New person here!!
Hi, everyone. I am not really new to this group though about two years ago I
have a VBG done—it didn’t work (I was in the group then). I could go over
all the reasons why I believe it didn’t work—me, meds and anything else you
can figure on but no one knows for sure. I thought I was doing a good job.
I lost 60lbs at first and then boom, boom, boom I had it all back on me. The
weird part is I can’t eat like I did before that surgery—I can’t eat pizza
or meat or a whole slew of odd things. I don’t pig out on junk food. I
don’t do alot of snacking either. So if you can figure it out let ME know
ok? My surgeon can’t figure it out.
So here I am again. I was/am still so ashamed of the failure. BUT I want to
do it again only this time I am having the RNY done. I guess I should say I
MIGHT have the RNY done. I am still jumping through the hoops trying to get
all the things ready to send into the insurance company. I was informed
today that they might give me a hassle. Still I just right inbetween getting
approval and getting a surgery date. I am chomping at the bit. I would like
this over and done with by the end of June. I want to recoup over the Summer.

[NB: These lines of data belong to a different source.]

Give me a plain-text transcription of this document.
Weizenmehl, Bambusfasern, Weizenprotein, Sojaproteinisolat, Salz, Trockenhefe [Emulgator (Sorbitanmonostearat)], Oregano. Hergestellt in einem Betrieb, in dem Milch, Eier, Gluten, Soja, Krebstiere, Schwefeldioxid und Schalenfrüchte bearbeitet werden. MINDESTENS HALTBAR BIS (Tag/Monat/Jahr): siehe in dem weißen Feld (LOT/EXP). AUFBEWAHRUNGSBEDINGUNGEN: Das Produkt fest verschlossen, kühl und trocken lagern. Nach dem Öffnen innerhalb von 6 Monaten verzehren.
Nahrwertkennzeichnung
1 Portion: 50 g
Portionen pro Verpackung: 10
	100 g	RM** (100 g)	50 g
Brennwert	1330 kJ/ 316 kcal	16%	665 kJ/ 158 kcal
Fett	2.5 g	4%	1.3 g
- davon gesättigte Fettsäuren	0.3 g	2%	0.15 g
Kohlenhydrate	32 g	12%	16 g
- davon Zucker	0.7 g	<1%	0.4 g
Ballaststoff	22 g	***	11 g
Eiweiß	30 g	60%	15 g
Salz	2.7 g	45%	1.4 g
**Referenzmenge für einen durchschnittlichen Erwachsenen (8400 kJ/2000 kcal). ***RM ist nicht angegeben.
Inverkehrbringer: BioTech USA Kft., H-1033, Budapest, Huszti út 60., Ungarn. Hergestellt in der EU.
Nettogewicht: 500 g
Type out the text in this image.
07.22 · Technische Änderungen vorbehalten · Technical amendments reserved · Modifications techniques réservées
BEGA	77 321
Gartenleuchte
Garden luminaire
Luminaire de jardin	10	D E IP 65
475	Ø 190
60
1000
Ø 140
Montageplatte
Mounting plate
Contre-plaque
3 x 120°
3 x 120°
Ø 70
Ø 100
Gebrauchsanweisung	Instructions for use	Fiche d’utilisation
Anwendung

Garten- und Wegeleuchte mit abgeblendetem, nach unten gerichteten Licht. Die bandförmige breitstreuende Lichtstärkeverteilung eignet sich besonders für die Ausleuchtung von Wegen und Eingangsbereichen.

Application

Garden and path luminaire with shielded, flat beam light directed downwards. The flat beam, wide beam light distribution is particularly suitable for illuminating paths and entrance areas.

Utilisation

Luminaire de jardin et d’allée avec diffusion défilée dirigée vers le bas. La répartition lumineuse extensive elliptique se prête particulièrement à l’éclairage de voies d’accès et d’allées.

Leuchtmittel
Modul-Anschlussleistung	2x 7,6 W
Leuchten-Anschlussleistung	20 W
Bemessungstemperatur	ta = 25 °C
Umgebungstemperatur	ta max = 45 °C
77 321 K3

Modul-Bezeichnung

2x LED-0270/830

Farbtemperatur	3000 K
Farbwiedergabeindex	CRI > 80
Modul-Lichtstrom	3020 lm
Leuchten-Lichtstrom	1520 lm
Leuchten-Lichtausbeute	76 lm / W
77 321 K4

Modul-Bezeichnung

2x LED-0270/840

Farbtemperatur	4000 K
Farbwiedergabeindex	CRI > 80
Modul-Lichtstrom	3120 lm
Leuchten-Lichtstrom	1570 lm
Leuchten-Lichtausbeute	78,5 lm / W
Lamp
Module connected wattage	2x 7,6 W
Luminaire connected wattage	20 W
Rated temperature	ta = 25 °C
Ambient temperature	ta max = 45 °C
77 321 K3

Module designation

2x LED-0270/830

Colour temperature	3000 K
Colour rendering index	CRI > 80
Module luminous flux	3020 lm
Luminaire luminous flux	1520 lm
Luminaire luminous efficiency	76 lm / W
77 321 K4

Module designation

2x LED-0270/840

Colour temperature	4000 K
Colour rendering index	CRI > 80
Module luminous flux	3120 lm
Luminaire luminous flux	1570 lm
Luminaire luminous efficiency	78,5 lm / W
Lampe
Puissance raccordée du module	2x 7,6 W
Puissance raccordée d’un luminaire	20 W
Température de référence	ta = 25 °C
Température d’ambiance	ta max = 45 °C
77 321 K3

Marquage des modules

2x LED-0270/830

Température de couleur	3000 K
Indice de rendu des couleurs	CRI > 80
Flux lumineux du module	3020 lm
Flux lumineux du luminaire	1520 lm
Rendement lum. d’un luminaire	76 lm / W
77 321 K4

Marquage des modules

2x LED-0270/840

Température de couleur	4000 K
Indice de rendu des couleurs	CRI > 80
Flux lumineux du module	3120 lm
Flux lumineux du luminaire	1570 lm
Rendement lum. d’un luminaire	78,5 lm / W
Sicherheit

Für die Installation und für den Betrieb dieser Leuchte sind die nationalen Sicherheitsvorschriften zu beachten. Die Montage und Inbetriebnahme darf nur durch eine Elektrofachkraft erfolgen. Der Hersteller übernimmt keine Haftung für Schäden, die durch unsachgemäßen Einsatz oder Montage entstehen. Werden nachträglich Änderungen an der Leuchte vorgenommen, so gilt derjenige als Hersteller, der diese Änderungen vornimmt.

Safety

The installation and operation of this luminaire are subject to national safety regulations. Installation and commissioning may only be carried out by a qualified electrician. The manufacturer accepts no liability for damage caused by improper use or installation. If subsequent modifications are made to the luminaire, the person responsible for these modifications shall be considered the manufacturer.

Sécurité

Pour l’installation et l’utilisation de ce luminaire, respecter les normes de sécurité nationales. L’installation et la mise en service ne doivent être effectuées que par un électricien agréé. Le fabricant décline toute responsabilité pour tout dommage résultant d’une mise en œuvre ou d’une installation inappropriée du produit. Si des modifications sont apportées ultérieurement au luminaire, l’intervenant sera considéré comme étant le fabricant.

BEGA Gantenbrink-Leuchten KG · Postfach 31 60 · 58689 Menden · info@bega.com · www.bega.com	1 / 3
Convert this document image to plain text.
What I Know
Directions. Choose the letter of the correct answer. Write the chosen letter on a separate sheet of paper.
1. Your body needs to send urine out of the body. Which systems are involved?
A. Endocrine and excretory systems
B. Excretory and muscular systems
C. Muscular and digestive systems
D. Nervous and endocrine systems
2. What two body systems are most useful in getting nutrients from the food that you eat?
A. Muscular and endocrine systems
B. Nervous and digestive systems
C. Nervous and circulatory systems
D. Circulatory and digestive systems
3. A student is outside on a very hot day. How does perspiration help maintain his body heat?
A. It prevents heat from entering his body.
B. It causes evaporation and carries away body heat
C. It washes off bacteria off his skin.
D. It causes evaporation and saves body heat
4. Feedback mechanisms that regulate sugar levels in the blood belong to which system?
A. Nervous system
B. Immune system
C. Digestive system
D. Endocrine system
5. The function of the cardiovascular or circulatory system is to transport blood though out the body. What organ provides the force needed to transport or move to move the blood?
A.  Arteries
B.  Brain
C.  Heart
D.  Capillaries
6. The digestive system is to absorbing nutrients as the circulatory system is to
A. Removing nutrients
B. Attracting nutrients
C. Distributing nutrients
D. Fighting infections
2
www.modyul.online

There are no support groups in our area. There was one so I heard but all
they did was get together and figure out ways to CHEAT around their
surgeries. I am like HUH? Ok. Sure I lucked out on mine and basically at
this point in time mine has long since become a burned out fire. I just
can’t imagine people sitting around discussing ways to eat junk food.
Anyway I am from PA—Blair county area. Anyone out there in or near this
area that would like to chit-chat would be nice to talk to someone in the
same situation as I am—Pre-op or even post-op whatever. Heck I will talk
to anyone that would like to chat or who needs a supportive hand through what
they are going through.
Meanwhile I will sit back and read and take in all this wisdom that is
flowing around this group. I don’t remember much about my surgery. Not even
the pain part—not much—aren’t I a crazy PERSON to do this AGAIN to
myself? or am I just determined? Actually I wouldn’t have even thought to
do it again if my doctor hadn’t exclaimed that something drastic again needed
to be done (this time the words death and years was mentioned) and that I
needed the surgery done that was more complicated with the most effective
results. I guess we shall see about that.
Thanks for listening!
Becky
preop RNY
hopping through the hoops to get approved
Dr. Schmidt, Altoona PA
“I have seen the sea when it is stormy and wild;
when it is quiet and serene; when it is dark and
moody. And in all its moods, I see myself.”